Noble International Agrees to Purchase LWI, Inc.
WARREN, Mich., Jan. 14, 2004 -- Noble International, Inc. ("Noble") announced that it has signed a purchase agreement to acquire Laser Welding International, Inc. ("LWI"). LWI, based in Clinton Township, Michigan, is a supplier of laser-welded blanks (LWB) to General Motors. The transaction is structured as a stock purchase, subject to certain approvals and conditions, with closing expected within the next 10 days. The purchase price is not being disclosed at this time, but is expected to be initially funded by the use of borrowings under its credit facility. It is anticipated that these borrowings will be reduced by the sale of non-core assets and the use of anticipated proceeds from a federal income tax refund.

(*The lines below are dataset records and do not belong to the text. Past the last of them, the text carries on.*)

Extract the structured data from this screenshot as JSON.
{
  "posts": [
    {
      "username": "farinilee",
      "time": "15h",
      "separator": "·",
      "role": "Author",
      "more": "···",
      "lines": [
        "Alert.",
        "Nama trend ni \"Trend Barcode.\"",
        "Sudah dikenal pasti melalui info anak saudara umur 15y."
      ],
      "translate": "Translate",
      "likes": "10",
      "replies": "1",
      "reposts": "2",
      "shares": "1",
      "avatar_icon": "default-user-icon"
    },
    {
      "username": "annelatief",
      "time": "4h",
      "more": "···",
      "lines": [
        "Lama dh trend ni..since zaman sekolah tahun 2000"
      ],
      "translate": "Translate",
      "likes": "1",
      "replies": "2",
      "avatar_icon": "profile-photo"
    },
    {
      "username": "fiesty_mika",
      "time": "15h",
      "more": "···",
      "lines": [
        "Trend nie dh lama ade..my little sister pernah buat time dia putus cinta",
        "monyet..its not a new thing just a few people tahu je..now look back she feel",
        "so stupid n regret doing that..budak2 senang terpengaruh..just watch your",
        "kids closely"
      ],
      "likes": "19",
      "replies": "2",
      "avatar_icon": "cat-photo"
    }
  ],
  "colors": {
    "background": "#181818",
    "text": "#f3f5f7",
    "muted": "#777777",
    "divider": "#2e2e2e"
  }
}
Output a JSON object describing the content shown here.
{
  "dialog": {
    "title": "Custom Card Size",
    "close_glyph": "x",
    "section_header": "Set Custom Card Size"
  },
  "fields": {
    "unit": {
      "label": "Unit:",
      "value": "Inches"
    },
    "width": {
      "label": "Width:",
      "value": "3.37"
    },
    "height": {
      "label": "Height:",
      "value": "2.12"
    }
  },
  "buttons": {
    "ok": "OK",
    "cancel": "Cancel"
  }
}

The acquisition of LWI is expected to contribute approximately $35 million to revenue in 2004 and be accretive to earnings.
LWI is a leader in curvilinear welding and has produced more than one million curvilinear welds per year since 1998. Noble believes that curvilinear laser welding will become an increasingly important technology, providing substantial growth opportunities. Curvilinear laser welding is likely to increase penetration of LWBs into more vehicles due to its ability to provide a more "tailored" blank, better matching the shape of the weld to the part design and downstream processing.

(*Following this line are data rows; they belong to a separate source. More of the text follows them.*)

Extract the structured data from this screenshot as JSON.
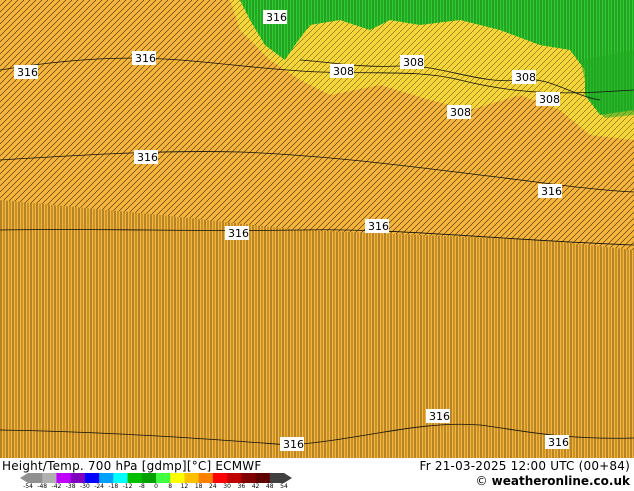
{
  "map": {
    "contour_labels": [
      "316",
      "316",
      "316",
      "308",
      "308",
      "308",
      "308",
      "308",
      "316",
      "316",
      "316",
      "316",
      "316",
      "316",
      "316"
    ]
  },
  "footer": {
    "title_left": "Height/Temp. 700 hPa [gdmp][°C] ECMWF",
    "title_right": "Fr 21-03-2025 12:00 UTC (00+84)",
    "credit": "weatheronline.co.uk",
    "credit_symbol": "©"
  },
  "colorbar": {
    "ticks": [
      "-54",
      "-48",
      "-42",
      "-38",
      "-30",
      "-24",
      "-18",
      "-12",
      "-8",
      "0",
      "8",
      "12",
      "18",
      "24",
      "30",
      "36",
      "42",
      "48",
      "54"
    ],
    "colors": [
      "#909090",
      "#b0b0b0",
      "#c000ff",
      "#8000c0",
      "#0000ff",
      "#00a0ff",
      "#00ffff",
      "#00c000",
      "#00a000",
      "#40ff40",
      "#ffff00",
      "#ffc000",
      "#ff8000",
      "#ff0000",
      "#c00000",
      "#800000",
      "#600000",
      "#404040"
    ]
  },
  "colors": {
    "warm_field": "#f7b53c",
    "cool_field": "#2ecc2e",
    "cold_field": "#22aa22",
    "transition": "#f5d53a"
  }
}
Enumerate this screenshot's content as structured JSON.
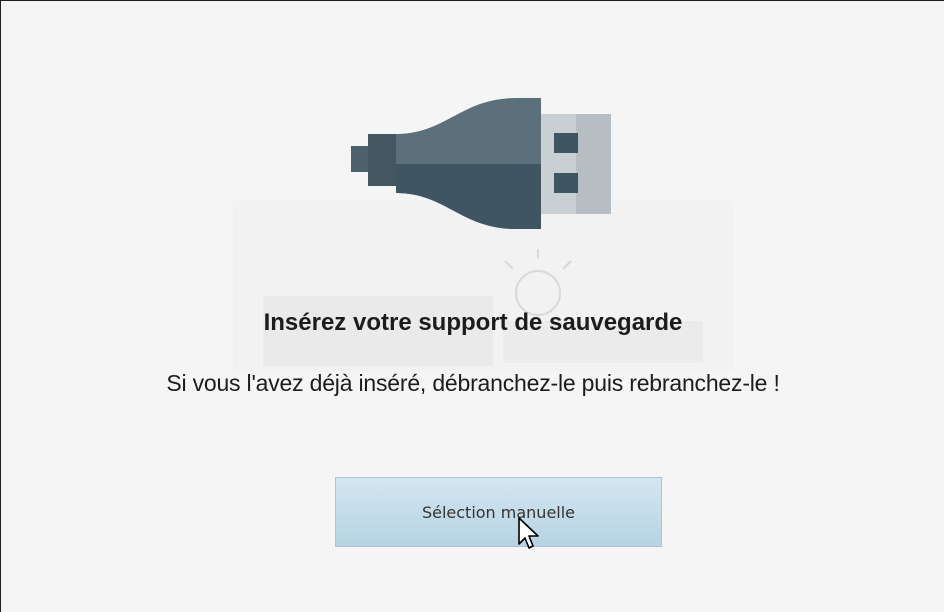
{
  "dialog": {
    "title": "Insérez votre support de sauvegarde",
    "message": "Si vous l'avez déjà inséré, débranchez-le puis rebranchez-le !",
    "manual_selection_label": "Sélection manuelle"
  },
  "icons": {
    "main": "usb-drive-icon",
    "pointer": "mouse-pointer-icon"
  },
  "colors": {
    "background": "#f5f5f5",
    "usb_body_dark": "#3f5662",
    "usb_body_light": "#5b707b",
    "usb_connector": "#c9d0d4",
    "button_top": "#d3e6f0",
    "button_bottom": "#b6d3e2",
    "text": "#1c1c1c"
  }
}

Noble's Chief Operating Officer, Tim Emmitt, stated, "The acquisition of LWI provides us with advanced capabilities in curvilinear welding and significantly expands our presence with an important customer. We expect curvilinear laser welding to enable the use of laser-welded blanks for more structural components such as suspension strut towers. We plan to integrate LWI into Noble Metal Processing over the next several months and believe we have identified a number of areas in which we can substantially improve LWI's profitability."
Jay J. Hansen, Chief Financial Officer, commented on the transaction, "We believe that using non-core asset sales and the tax refund to reduce borrowings for the LWI purchase enhances shareholder value by converting non- core assets into higher-performing, accretive operations. As we have previously indicated, we will focus on reducing our debt levels in 2004. We expect a net reduction in outstanding debt this year, including the initial borrowings for this acquisition, after utilizing non-core asset sales, a tax refund and free operating cash flow."
SAFE HARBOR STATEMENT
Noble International, Ltd. is a leading supplier of automotive parts, component assemblies and value-added services to the automotive industry. As an automotive supplier, Noble provides design, engineering, manufacturing, complete program management and other services to the automotive market. Noble delivers integrated component solutions, technological leadership and product innovation to original equipment manufacturers (OEMs) and Tier I automotive parts suppliers thereby helping its customers increase their productivity while controlling costs.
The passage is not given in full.